Emilie, Ikéa, et la gardävu

Daniel Schneidermann - - Le matinaute - 45 commentaires

Elle s'appelle Emilie. Enfin, je ne sais pas si elle s'appelle Emilie. Elle dit s'appeler Emilie sur Twitter. Mais on s'en fiche. Emilie, donc, s'en va chez Ikea avec son père acheter des Tupperware. Elle passe à la caisse-scan express. Mais les Tupperware d'Ikea présentent une particularité : il y a un prix pour le bocal, et un prix pour le couvercle. Il faut scanner les deux. Emilie et son père oublient de scanner les couvercles. La suite, comment cet oubli débouche sur plusieurs heures de garde à vue, je ne vais pas tenter de la raconter. Je la raconterais toujours moins bien qu'elle. Lisez donc la série de tweets d'Emilie (on dit un "thread").

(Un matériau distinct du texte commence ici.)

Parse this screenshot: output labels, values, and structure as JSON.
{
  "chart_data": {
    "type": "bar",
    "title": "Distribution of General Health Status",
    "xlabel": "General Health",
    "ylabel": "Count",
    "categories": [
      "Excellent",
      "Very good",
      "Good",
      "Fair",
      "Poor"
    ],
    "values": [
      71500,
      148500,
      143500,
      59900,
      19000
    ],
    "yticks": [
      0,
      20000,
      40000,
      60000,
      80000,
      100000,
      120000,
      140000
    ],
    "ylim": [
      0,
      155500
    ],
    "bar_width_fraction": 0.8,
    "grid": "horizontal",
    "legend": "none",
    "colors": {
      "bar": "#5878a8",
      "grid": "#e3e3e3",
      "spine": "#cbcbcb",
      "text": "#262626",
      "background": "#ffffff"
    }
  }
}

La suite, c'est aussi le parcours ordinaire du "bad buzz" pour la firme d'étagères suédoises en kit. A l'heure où j'écris, le récit d'Emilie a été re-tweeté 40 000 fois, et a récolté 37 000 petits coeurs. Des journaux sérieux, des radios sérieuses, se sont jetées sur la garde à vue d'Emilie. Ikea s'est platement excusée. Elle a assuré qu'en temps ordinaire, quand les clients oublient de scanner les couvercles, elle "privilégiait le dialogue". Elle a condescendu à "retirer sa plainte" (car la firme aux étagères en kit avait porté plainte). Elle a été la cible d'innombrables détournements de talentueux internautes.

Pourquoi je vous raconte l'histoire d'Emilie ? Parce qu'elle me rappelle de très anciens souvenirs. Fut un temps, où on pouvait rêver que dix, cent, mille Emilie, s'emparent du nouveau joujou qui s'appelait Internet. On pouvait rêver qu'Internet, ce soit aussi ça : un instrument d'interpellation du faible, du rien du tout de hall de gare, contre le sur-puissant qui "privilégie le dialogue". Sur ce site, nous avions même créé un dossier : "Internautes, quand ils bousculent les pouvoirs". En le parcourant, je m'aperçois que nous ne l'avons pas nourri depuis avril 2017. Sans doute, sûrement, certaines belles histoires nous échappent-elles. Il faudrait être plus attentifs. Mais aussi, sans doute que les vendeurs, les vociférateurs, les arnaqueurs, les intoxicateurs, de toutes obédiences, se sont emparés du joujou, et y étouffent de leurs vociférations les voix des Emilie, les petites voix qui ne demandent rien d'autre que de raconter, encore éberluées, ces histoires de Tupperware et de gardes à vue, qui sont la vie des rien du tout. Enfin, elles ne les étouffent pas toujours. La preuve. Tiens, dans le même genre, vous pouvez aussi lire l'épopée de collapsologie appliquée de Jean-Noël Lafargue, un de nos invités de cet été. Rien que pour ça, merci Emilie. Enfin, je ne sais pas si elle s'appelle Emilie. Mais on s'en fiche.